Kommunen bangen um bewilligte Fördermittel

Reppenstedt/Bardowick. Das Urteil des Oberverwaltungsgerichtes Lüneburg könnte weitreichende Folgen haben. Genaueres wird zwar erst die schriftliche Urteilsbegründung ergeben, jedoch hat schon der mündliche Urteilsspruch gegen die Gemeinde Reppenstedt am Mittwoch wie eine Bombe eingeschlagen. Das OVG hat das Sanierungsgebiet in Reppenstedts Ortsmitte für ungültig erklärt. Daran hängen rund 4,9 Millionen Euro Fördermittel. In Erwartung der Zuschüsse hatte Reppenstedt gemeinsam mit der Samtgemeinde Gellersen bereits das ehemalige Sparkassen-Gebäude zum Bürgertreff „Gellersen-Haus“ umgebaut. Ob die Zuschüsse jetzt noch ausgezahlt werden, steht in den Sternen. Und auch andere Kommunen wie Bardowick sind sensibilisiert, denn sie rechnen mit Mitteln aus dem selben Städtebauförderprogramm.

Programm „Aktive Stadt- und Ortsteilzentren“

Wie berichtet, hatten Anwohner geklagt, deren Grundstücke in das Sanierungsgebiet des Reppenstedter Ortskerns einbezogen worden waren. Gestört hatte sie vor allem der Sanierungsvermerk, der in ihre Grundbücher eingetragen worden war, ohne tatsächliche Bewertung der Bausubstanz. Zudem fürchteten sie, am Ende der Förderperiode Ausgleichszahlungen leisten zu müssen für die Wertsteigerungen, die auf Sanierungsmaßnahmen im Ortskern zurückzuführen seien. Schließlich ging der 1. Senat des OVG zumindest bei der mündlichen Urteilsverkündung weiter, als die Kläger dachten. Anstatt nur die einzelnen Grundstücke herauszulösen, wurde das komplette Sanierungsgebiet einkassiert, in dem auch Gewerbeimmobilien und kommunale Liegenschaften von dem Förderprogramm profitieren sollten.
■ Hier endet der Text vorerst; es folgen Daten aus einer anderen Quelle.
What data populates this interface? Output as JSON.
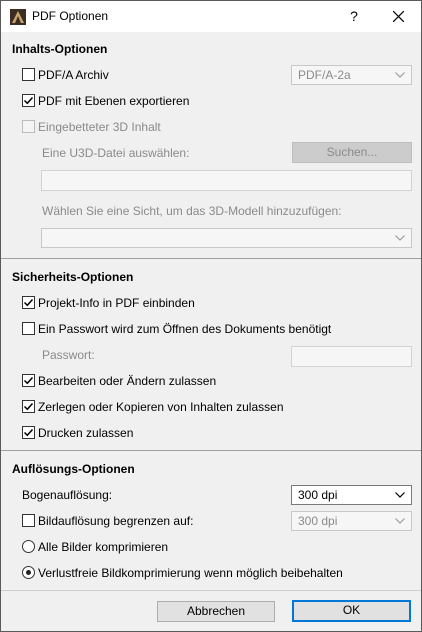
{
  "window": {
    "title": "PDF Optionen",
    "help_label": "?"
  },
  "content": {
    "section_title": "Inhalts-Optionen",
    "pdfa": {
      "label": "PDF/A Archiv",
      "checked": false,
      "select_value": "PDF/A-2a"
    },
    "layers": {
      "label": "PDF mit Ebenen exportieren",
      "checked": true
    },
    "embedded3d": {
      "label": "Eingebetteter 3D Inhalt",
      "checked": false,
      "disabled": true
    },
    "u3d_label": "Eine U3D-Datei auswählen:",
    "u3d_button": "Suchen...",
    "u3d_path": "",
    "view_label": "Wählen Sie eine Sicht, um das 3D-Modell hinzuzufügen:",
    "view_value": ""
  },
  "security": {
    "section_title": "Sicherheits-Optionen",
    "project_info": {
      "label": "Projekt-Info in PDF einbinden",
      "checked": true
    },
    "password_required": {
      "label": "Ein Passwort wird zum Öffnen des Dokuments benötigt",
      "checked": false
    },
    "password_label": "Passwort:",
    "password_value": "",
    "allow_edit": {
      "label": "Bearbeiten oder Ändern zulassen",
      "checked": true
    },
    "allow_copy": {
      "label": "Zerlegen oder Kopieren von Inhalten zulassen",
      "checked": true
    },
    "allow_print": {
      "label": "Drucken zulassen",
      "checked": true
    }
  },
  "resolution": {
    "section_title": "Auflösungs-Optionen",
    "arc_label": "Bogenauflösung:",
    "arc_value": "300 dpi",
    "limit_image": {
      "label": "Bildauflösung begrenzen auf:",
      "checked": false,
      "value": "300 dpi"
    },
    "compress_all": {
      "label": "Alle Bilder komprimieren",
      "selected": false
    },
    "lossless": {
      "label": "Verlustfreie Bildkomprimierung wenn möglich beibehalten",
      "selected": true
    }
  },
  "footer": {
    "cancel_label": "Abbrechen",
    "ok_label": "OK"
  }
}
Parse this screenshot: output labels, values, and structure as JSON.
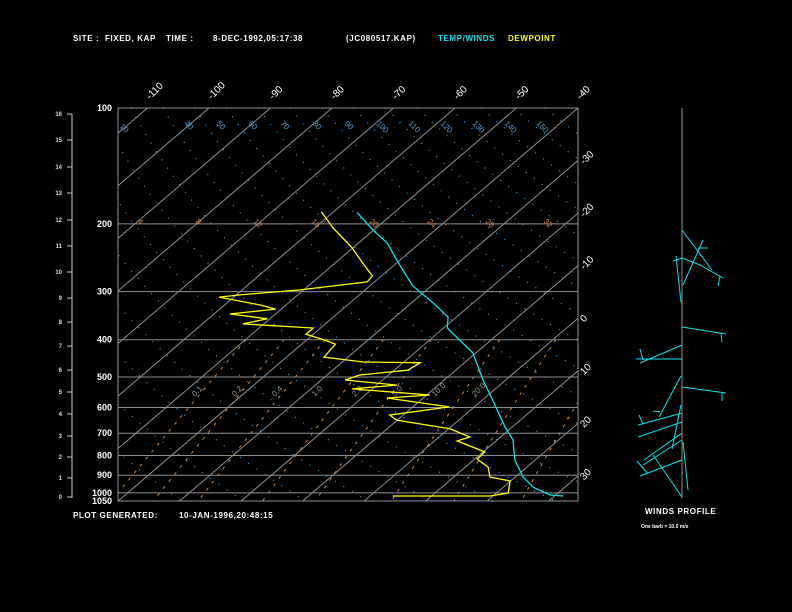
{
  "header": {
    "site_label": "SITE :",
    "site_value": "FIXED, KAP",
    "time_label": "TIME :",
    "time_value": "8-DEC-1992,05:17:38",
    "file": "(JC080517.KAP)",
    "legend_temp": "TEMP/WINDS",
    "legend_dew": "DEWPOINT"
  },
  "footer": {
    "generated_label": "PLOT GENERATED:",
    "generated_value": "10-JAN-1996,20:48:15"
  },
  "winds": {
    "title": "WINDS PROFILE",
    "note": "One barb = 10.0 m/s"
  },
  "colors": {
    "temp": "#00e5ee",
    "dew": "#ffff00",
    "grid": "#909090",
    "adiabat": "#4fa3d9",
    "mixing": "#d9873c"
  },
  "chart_data": {
    "type": "line",
    "title": "Skew-T log-P sounding",
    "pressure_ticks": [
      "100",
      "200",
      "300",
      "400",
      "500",
      "600",
      "700",
      "800",
      "900",
      "1000",
      "1050"
    ],
    "height_ticks_km": [
      "0",
      "1",
      "2",
      "3",
      "4",
      "5",
      "6",
      "7",
      "8",
      "9",
      "10",
      "11",
      "12",
      "13",
      "14",
      "15",
      "16"
    ],
    "isotherm_top_labels": [
      "-110",
      "-100",
      "-90",
      "-80",
      "-70",
      "-60",
      "-50",
      "-40"
    ],
    "isotherm_right_labels": [
      "-30",
      "-20",
      "-10",
      "0",
      "10",
      "20",
      "30"
    ],
    "adiabat_labels": [
      "10",
      "40",
      "50",
      "60",
      "70",
      "80",
      "90",
      "100",
      "110",
      "120",
      "130",
      "140",
      "150"
    ],
    "moist_labels": [
      "4",
      "8",
      "12",
      "16",
      "20",
      "24",
      "28",
      "32"
    ],
    "mixing_labels": [
      "0.1",
      "0.2",
      "0.4",
      "1.0",
      "2.0",
      "5.0",
      "10.0",
      "20.0"
    ],
    "ylim_hpa": [
      1050,
      100
    ],
    "series": [
      {
        "name": "TEMP/WINDS",
        "points": [
          [
            187,
            -56
          ],
          [
            207,
            -50.3
          ],
          [
            224,
            -45.4
          ],
          [
            256,
            -39.1
          ],
          [
            290,
            -33
          ],
          [
            321,
            -26.5
          ],
          [
            349,
            -21.4
          ],
          [
            373,
            -19.4
          ],
          [
            433,
            -10.5
          ],
          [
            509,
            -3.7
          ],
          [
            574,
            1.7
          ],
          [
            674,
            8.8
          ],
          [
            729,
            12.6
          ],
          [
            822,
            16.7
          ],
          [
            910,
            21.3
          ],
          [
            966,
            24.8
          ],
          [
            1013,
            29.1
          ],
          [
            1019,
            31.4
          ]
        ]
      },
      {
        "name": "DEWPOINT",
        "points": [
          [
            186,
            -62
          ],
          [
            205,
            -57
          ],
          [
            231,
            -50.1
          ],
          [
            253,
            -45.5
          ],
          [
            273,
            -41.5
          ],
          [
            283,
            -41.2
          ],
          [
            297,
            -50.6
          ],
          [
            306,
            -59.4
          ],
          [
            310,
            -62.4
          ],
          [
            325,
            -54.2
          ],
          [
            333,
            -50.9
          ],
          [
            343,
            -57.4
          ],
          [
            353,
            -50.4
          ],
          [
            364,
            -53.4
          ],
          [
            371,
            -43.9
          ],
          [
            373,
            -41.2
          ],
          [
            387,
            -41.2
          ],
          [
            401,
            -37
          ],
          [
            411,
            -34.5
          ],
          [
            444,
            -33.9
          ],
          [
            457,
            -26.6
          ],
          [
            459,
            -17.2
          ],
          [
            480,
            -17.8
          ],
          [
            494,
            -24.7
          ],
          [
            509,
            -26.1
          ],
          [
            525,
            -16.7
          ],
          [
            537,
            -23.3
          ],
          [
            557,
            -9.5
          ],
          [
            567,
            -15.9
          ],
          [
            598,
            -4.1
          ],
          [
            628,
            -12.2
          ],
          [
            647,
            -10.1
          ],
          [
            682,
            0.3
          ],
          [
            716,
            5
          ],
          [
            733,
            3.7
          ],
          [
            783,
            10.3
          ],
          [
            817,
            10.4
          ],
          [
            857,
            13.7
          ],
          [
            910,
            15.9
          ],
          [
            931,
            19.9
          ],
          [
            1001,
            21.9
          ],
          [
            1019,
            19.5
          ],
          [
            1019,
            3.7
          ]
        ]
      }
    ]
  }
}
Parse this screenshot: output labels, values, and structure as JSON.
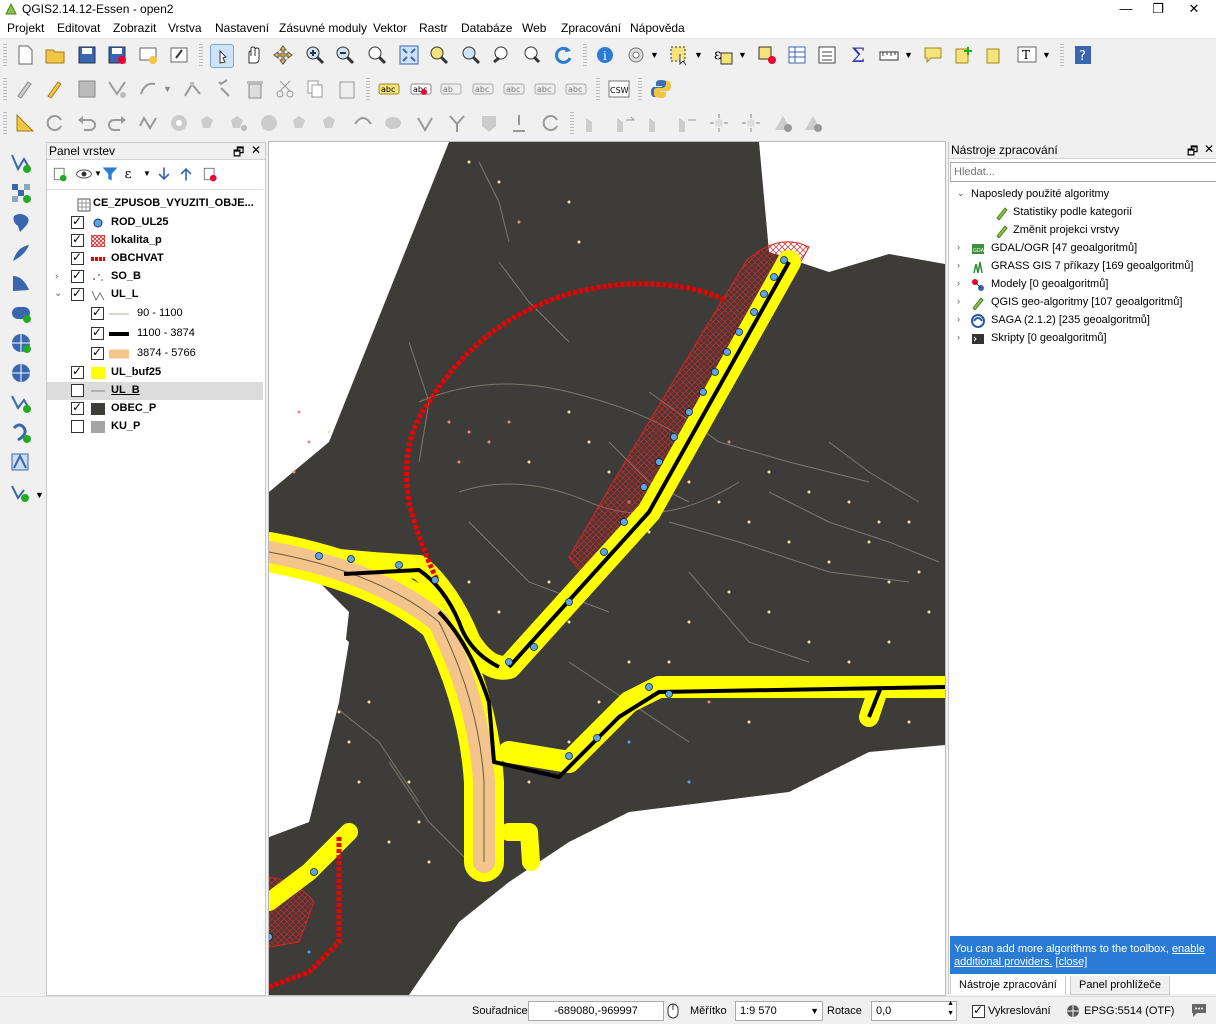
{
  "window": {
    "title": "QGIS2.14.12-Essen - open2"
  },
  "menu": [
    "Projekt",
    "Editovat",
    "Zobrazit",
    "Vrstva",
    "Nastavení",
    "Zásuvné moduly",
    "Vektor",
    "Rastr",
    "Databáze",
    "Web",
    "Zpracování",
    "Nápověda"
  ],
  "layers_panel": {
    "title": "Panel vrstev",
    "layers": [
      {
        "name": "CE_ZPUSOB_VYUZITI_OBJE...",
        "checked": null,
        "symbol": "raster"
      },
      {
        "name": "ROD_UL25",
        "checked": true,
        "symbol": "point-blue"
      },
      {
        "name": "lokalita_p",
        "checked": true,
        "symbol": "hatch-red"
      },
      {
        "name": "OBCHVAT",
        "checked": true,
        "symbol": "dashed-red"
      },
      {
        "name": "SO_B",
        "checked": false,
        "symbol": "points-small",
        "collapsed": true
      },
      {
        "name": "UL_L",
        "checked": true,
        "symbol": "line-cat",
        "expanded": true
      },
      {
        "name": "90 - 1100",
        "checked": true,
        "symbol": "thin-line",
        "sub": true
      },
      {
        "name": "1100 - 3874",
        "checked": true,
        "symbol": "thick-black",
        "sub": true
      },
      {
        "name": "3874 - 5766",
        "checked": true,
        "symbol": "tan-fill",
        "sub": true
      },
      {
        "name": "UL_buf25",
        "checked": true,
        "symbol": "yellow-fill"
      },
      {
        "name": "UL_B",
        "checked": false,
        "symbol": "grey-line",
        "selected": true
      },
      {
        "name": "OBEC_P",
        "checked": true,
        "symbol": "dark-fill"
      },
      {
        "name": "KU_P",
        "checked": false,
        "symbol": "grey-fill"
      }
    ]
  },
  "processing_panel": {
    "title": "Nástroje zpracování",
    "search_placeholder": "Hledat...",
    "recent_group": "Naposledy použité algoritmy",
    "recent": [
      "Statistiky podle kategorií",
      "Změnit projekci vrstvy"
    ],
    "providers": [
      {
        "label": "GDAL/OGR [47 geoalgoritmů]",
        "icon": "gdal-icon"
      },
      {
        "label": "GRASS GIS 7 příkazy [169 geoalgoritmů]",
        "icon": "grass-icon"
      },
      {
        "label": "Modely [0 geoalgoritmů]",
        "icon": "models-icon"
      },
      {
        "label": "QGIS geo-algoritmy [107 geoalgoritmů]",
        "icon": "qgis-icon"
      },
      {
        "label": "SAGA (2.1.2) [235 geoalgoritmů]",
        "icon": "saga-icon"
      },
      {
        "label": "Skripty [0 geoalgoritmů]",
        "icon": "scripts-icon"
      }
    ],
    "info_text": "You can add more algorithms to the toolbox,",
    "info_link": "enable additional providers.",
    "info_close": "[close]",
    "tabs": [
      "Nástroje zpracování",
      "Panel prohlížeče"
    ]
  },
  "statusbar": {
    "coord_label": "Souřadnice",
    "coord_value": "-689080,-969997",
    "scale_label": "Měřítko",
    "scale_value": "1:9 570",
    "rotation_label": "Rotace",
    "rotation_value": "0,0",
    "render_label": "Vykreslování",
    "crs": "EPSG:5514 (OTF)"
  },
  "colors": {
    "accent": "#2a7bd6",
    "map_area": "#3e3c38",
    "buffer": "#ffff00",
    "road": "#000000",
    "bypass": "#e00000"
  }
}
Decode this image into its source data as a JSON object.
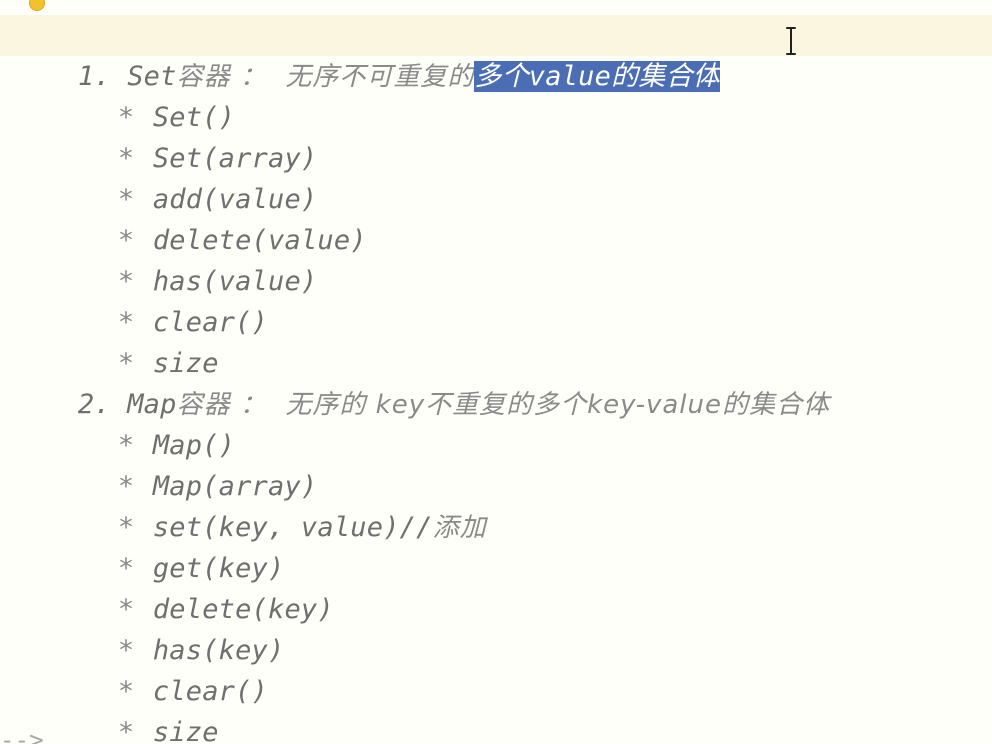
{
  "editor": {
    "lines": [
      {
        "marker": "1. ",
        "text": "Set",
        "cjk": "容器 ：  无序不可重复的",
        "selected": "多个value的集合体"
      },
      {
        "bullet": "* ",
        "text": "Set()"
      },
      {
        "bullet": "* ",
        "text": "Set(array)"
      },
      {
        "bullet": "* ",
        "text": "add(value)"
      },
      {
        "bullet": "* ",
        "text": "delete(value)"
      },
      {
        "bullet": "* ",
        "text": "has(value)"
      },
      {
        "bullet": "* ",
        "text": "clear()"
      },
      {
        "bullet": "* ",
        "text": "size"
      },
      {
        "marker": "2. ",
        "text": "Map",
        "cjk": "容器 ：  无序的 key不重复的多个key-value的集合体"
      },
      {
        "bullet": "* ",
        "text": "Map()"
      },
      {
        "bullet": "* ",
        "text": "Map(array)"
      },
      {
        "bullet": "* ",
        "text": "set(key, value)//",
        "cjk": "添加"
      },
      {
        "bullet": "* ",
        "text": "get(key)"
      },
      {
        "bullet": "* ",
        "text": "delete(key)"
      },
      {
        "bullet": "* ",
        "text": "has(key)"
      },
      {
        "bullet": "* ",
        "text": "clear()"
      },
      {
        "bullet": "* ",
        "text": "size"
      }
    ],
    "end_comment": "-->",
    "selection_color": "#4a6db3",
    "current_line_color": "#fbf6df",
    "bulb_icon": "lightbulb-icon",
    "cursor_icon": "text-cursor-icon"
  }
}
Das „Gellersen-Haus“ ist das erste Projekt, das bereits fertiggestellt worden ist.

An dem Umbau zum Gellersen-Haus hat sich neben der Gemeinde Reppenstedt auch die Samtgemeinde als Projektpartner maßgeblich beteiligt. Samtgemeindebürgermeister Josef Röttgers sagt: „Wir haben bei dem Projekt hohe Anteile für die Öffentlichkeit umgesetzt, Ausstellungsräume und einen Treffpunkt für Vereine und Verbände geschaffen. Dabei haben wir nach der Förderzusage des Ministeriums darauf vertraut, die Zuschüsse auch zu erhalten.“ Das erscheint nun fraglich. Rund 200.000 Euro Fördermittel sollten dafür aus dem Programm „Aktive Stadt- und Ortsteilzentren“ fließen, das vom Niedersächsischen Umweltministerium koordiniert wird.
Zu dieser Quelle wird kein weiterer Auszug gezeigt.